U.N. Regional Climate Change Forecast For Midwest Shows Greater Risk For Extreme Flooding
The latest United Nations report on climate change, for the first time, includes findings and predictions by region. That's caught the eye of University of Wisconsin-Madison health and environment professor Jonathan Patz.
Patz tells WUWM that for the Upper Midwest, or central North America, "they report with high confidence, extreme flooding. So, very heavy rainfall because remember climate change is not just warming, warmer air holds more moisture.

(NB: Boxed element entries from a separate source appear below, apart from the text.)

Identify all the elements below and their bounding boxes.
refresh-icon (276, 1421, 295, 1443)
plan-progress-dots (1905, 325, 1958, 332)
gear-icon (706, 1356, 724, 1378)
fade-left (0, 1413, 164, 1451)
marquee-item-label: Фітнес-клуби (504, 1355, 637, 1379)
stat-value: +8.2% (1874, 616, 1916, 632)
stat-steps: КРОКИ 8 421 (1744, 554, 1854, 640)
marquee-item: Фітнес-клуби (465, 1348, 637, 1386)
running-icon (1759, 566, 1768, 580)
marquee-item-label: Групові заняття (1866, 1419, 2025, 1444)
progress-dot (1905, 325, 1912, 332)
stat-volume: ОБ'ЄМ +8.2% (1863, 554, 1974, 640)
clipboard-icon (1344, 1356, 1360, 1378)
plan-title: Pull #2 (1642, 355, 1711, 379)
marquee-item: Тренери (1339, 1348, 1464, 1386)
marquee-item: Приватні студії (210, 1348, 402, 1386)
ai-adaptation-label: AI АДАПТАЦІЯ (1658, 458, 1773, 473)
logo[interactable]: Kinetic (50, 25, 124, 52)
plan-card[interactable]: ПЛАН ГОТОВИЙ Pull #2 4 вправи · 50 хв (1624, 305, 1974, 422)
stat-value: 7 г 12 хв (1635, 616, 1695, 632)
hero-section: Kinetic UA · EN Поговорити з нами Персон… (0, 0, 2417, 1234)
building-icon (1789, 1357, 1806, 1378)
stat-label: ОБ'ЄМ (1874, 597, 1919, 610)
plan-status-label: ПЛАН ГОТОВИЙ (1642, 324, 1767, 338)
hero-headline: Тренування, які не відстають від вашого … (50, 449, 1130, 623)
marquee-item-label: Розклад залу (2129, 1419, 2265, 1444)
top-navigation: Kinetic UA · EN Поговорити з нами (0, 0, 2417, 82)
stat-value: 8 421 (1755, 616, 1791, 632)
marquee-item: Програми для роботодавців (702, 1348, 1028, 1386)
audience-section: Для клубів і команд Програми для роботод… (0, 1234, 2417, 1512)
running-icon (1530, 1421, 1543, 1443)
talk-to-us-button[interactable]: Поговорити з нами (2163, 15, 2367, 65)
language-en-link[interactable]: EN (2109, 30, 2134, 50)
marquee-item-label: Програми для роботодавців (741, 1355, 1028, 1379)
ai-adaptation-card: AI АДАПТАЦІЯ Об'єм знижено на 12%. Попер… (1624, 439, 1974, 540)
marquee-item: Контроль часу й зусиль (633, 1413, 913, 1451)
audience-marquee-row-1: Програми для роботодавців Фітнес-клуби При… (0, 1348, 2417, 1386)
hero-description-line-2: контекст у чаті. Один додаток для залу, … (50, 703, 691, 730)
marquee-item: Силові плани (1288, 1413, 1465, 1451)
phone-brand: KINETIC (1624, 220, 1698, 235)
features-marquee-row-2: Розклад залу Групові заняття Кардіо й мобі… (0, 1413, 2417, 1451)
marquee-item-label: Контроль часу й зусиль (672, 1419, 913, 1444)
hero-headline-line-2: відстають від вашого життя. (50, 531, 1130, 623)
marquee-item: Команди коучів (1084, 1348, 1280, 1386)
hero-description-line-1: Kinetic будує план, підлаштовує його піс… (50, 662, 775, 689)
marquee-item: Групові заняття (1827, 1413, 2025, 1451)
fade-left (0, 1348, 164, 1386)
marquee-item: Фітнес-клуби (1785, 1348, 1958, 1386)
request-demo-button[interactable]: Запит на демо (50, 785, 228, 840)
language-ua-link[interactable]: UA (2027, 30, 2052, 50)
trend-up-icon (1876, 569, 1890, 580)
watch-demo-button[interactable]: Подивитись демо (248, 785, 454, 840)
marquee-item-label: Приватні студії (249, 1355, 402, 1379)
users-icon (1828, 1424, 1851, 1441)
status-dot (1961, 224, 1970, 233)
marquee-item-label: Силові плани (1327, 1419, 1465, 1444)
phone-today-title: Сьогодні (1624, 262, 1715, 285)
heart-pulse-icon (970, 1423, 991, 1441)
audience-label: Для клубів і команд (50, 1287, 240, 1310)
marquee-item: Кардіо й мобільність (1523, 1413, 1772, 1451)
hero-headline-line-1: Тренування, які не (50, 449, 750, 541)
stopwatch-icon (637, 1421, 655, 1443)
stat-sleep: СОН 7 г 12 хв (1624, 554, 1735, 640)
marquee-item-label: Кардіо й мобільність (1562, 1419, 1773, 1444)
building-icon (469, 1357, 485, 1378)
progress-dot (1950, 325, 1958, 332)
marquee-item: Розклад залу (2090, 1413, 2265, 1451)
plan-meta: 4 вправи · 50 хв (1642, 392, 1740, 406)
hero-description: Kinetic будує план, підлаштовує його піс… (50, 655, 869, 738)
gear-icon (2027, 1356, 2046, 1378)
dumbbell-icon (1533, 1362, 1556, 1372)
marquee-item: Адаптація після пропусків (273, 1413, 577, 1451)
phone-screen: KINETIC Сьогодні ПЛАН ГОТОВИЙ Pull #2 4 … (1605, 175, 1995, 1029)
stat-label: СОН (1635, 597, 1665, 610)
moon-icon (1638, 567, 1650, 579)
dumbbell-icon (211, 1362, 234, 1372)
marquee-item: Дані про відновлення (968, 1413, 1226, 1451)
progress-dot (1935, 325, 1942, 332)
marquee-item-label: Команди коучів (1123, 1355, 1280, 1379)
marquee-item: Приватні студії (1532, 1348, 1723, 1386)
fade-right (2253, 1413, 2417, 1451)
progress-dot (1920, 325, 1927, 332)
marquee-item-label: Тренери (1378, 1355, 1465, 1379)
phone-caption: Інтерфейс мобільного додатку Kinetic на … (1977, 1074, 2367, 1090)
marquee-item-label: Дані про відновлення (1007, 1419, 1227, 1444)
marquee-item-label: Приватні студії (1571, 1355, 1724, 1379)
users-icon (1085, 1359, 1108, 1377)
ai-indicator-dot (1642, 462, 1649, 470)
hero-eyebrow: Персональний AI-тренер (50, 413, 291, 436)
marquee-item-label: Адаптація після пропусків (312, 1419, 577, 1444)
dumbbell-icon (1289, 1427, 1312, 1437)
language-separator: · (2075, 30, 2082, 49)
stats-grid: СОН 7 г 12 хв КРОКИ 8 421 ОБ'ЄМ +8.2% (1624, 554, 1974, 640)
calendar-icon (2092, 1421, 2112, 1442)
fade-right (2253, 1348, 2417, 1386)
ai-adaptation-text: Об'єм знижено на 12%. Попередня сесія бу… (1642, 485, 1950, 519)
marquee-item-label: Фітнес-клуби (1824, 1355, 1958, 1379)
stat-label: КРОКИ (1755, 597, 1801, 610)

So when it rains, it can really rain hard."
Patz worked on some of the previous reports by the U.N. Intergovernmental Panel on Climate Change, or IPCC. He now directs the UW's Global Health Institute.
Patz draws on his public health background to add: "Not only do floods contaminate water, and we've shown an increase in childhood visits to the doctor because of gastrointestinal illness following heavy rainfall events — we've shown that in central Wisconsin."
He continues, "We've also studied the effect of heavy rainfall and runoff for urban areas. For example, Chicago, we looked at combined sewage overflow events (rain overwhelming sewage treatment systems, resulting in the release of partly or untreated treated sewage intro surface waters) that happened because of heavy runoff, and our modeling showed a doubling of that risk due to heavy rainfall events that are projected for the region."
Patz also warns of heavy downpours flooding basements — leaving moisture and mold. "And we see terrible problems with asthma and respiratory issues after floods," he adds.
Federal policies addressing climate change can make a difference, Patz says. He says an infrastructure bill now in Congress would help the growth of renewable energy that can reduce heat-producing emissions from the burning of fossil fuels, such as oil, coal and natural gas.